それならと船長直伝のカーブフォールを試す。真下にジグを落とし左、右上へと竿を引き上げてから、ジグを落とすとポツリポツリと掛かりだし4匹追加した。カマスの後方から頭へと落ちるように餌を見せると食いがよくなるみたい。

次は餌をキビナゴに交換。同様に落とすと竿先のテンションが抜ける食い上げが続き、30~40センチが4連発。当日はキビナゴが当たり餌だったようで意気揚々。エサのローテーションも大事だなと痛感した。
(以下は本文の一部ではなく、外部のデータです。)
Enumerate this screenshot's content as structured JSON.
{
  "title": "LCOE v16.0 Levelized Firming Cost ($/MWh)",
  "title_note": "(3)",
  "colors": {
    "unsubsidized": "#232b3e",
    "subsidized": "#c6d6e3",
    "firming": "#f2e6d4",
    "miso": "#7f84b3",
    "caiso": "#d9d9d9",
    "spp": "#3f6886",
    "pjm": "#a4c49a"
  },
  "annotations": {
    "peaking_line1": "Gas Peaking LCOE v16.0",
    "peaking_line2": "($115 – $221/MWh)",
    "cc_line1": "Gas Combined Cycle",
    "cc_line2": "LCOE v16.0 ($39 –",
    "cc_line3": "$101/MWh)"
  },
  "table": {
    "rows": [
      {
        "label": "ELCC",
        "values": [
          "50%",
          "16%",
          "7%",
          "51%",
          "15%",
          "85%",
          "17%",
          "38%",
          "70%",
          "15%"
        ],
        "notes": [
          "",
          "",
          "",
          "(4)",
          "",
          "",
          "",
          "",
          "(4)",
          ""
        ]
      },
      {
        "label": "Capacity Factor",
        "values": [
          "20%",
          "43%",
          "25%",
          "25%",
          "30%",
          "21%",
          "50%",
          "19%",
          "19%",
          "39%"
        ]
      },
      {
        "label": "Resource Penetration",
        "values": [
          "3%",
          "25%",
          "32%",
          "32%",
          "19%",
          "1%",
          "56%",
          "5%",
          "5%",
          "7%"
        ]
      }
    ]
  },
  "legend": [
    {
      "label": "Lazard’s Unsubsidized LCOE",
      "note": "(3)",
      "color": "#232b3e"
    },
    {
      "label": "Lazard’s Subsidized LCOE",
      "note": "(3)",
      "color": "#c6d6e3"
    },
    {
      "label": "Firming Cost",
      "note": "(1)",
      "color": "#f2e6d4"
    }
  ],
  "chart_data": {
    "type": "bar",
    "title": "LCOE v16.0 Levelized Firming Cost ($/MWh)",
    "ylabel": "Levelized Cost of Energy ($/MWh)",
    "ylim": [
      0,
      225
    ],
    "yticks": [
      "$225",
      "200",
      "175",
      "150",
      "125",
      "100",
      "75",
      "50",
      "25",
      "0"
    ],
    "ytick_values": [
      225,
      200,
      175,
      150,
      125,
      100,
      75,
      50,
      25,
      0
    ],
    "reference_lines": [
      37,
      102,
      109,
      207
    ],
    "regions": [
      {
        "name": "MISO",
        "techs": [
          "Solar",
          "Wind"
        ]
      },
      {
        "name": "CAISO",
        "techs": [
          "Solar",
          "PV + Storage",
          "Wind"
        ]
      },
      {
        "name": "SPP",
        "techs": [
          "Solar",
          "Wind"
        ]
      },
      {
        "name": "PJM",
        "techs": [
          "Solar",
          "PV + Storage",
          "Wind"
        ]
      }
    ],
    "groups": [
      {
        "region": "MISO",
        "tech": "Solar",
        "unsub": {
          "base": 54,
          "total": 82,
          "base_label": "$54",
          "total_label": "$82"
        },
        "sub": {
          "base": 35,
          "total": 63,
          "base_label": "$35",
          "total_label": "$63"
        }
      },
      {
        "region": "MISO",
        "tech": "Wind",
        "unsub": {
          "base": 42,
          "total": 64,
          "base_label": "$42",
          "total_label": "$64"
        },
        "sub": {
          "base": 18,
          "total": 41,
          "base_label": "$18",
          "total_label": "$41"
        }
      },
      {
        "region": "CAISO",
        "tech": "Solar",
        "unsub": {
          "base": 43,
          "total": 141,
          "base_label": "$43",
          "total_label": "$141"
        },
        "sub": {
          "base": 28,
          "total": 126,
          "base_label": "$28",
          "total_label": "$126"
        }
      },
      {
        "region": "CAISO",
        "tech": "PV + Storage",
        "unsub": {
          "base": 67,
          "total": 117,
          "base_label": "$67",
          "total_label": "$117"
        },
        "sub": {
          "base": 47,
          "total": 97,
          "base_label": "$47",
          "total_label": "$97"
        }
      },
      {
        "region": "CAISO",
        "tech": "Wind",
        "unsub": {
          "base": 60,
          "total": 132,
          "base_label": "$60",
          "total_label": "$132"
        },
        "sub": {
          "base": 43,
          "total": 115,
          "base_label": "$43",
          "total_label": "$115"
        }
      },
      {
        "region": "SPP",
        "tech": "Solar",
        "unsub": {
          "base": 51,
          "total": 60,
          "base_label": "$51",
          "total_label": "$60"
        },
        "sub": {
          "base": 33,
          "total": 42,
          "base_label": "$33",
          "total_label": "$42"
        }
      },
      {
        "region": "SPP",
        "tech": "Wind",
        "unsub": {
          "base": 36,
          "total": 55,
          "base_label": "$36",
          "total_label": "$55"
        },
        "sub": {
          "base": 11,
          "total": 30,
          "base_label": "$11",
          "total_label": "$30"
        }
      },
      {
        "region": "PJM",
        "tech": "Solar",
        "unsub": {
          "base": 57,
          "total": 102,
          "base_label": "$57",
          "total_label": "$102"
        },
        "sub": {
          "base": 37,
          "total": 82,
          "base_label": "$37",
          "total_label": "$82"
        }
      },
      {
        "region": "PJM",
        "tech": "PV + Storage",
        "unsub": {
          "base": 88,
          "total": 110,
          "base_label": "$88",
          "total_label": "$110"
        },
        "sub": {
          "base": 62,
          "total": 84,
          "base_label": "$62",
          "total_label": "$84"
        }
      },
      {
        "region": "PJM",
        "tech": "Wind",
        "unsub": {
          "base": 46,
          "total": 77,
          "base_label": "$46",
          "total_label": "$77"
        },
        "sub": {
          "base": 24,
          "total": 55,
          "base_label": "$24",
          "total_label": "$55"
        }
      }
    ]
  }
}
最後はウキ釣りも試すが、ウキが勢いよく沈んでも、空振りすることが多くて30、35センチを追加したところで納竿。結局、30~40センチを11匹釣り上げた。今回も納得のいく釣りはできなかったが、そんなターゲットこそ、釣り人を夢中にさせる。みなさんも空振りを体験してみてください。なんでこんな明確なアタリで掛からないのかと腹が立つが、どうにかして釣り上げたくてのめり込みますよ。目指すはカマス漁師。次回は20匹釣ってやるぞと沖をあとにした。【近江康輔】

【今後の見通し】取材後、かなり食い渋っているが例年、2月末まで狙える。ビギナーは比較的釣りやすい11~12月がお薦め。石倉渡船のホームページにあるハウツー動画を参考にしてください。また、船舶免許がない方は手こぎボートもある。手こぎボートのほうがカマスを刺激せず、アンカーも打ち込みやすいので釣果が伸びるかもしれない。

【問い合わせ】石倉渡船【電話】0597・47・0712。レンタルボート料金は手こぎ4000円、船外機ボート1万1000円(4人乗り、9・9馬力)~2万4000円(14人乗り、40馬力)まで15種類。別途保険料が必要で手こぎ1人200円、船外機付き1人500円。

【交通】新名神高速道路または西名阪自動車道から伊勢自動車道へ。勢和多気JCTから紀勢自動車道に入り紀伊長島ICを出て左折。国道42号で大内山方面へ。片上南の信号を右折。孫太郎トンネルを抜けてすぐの信号を右折。約500メートル進むと左側が渡船場。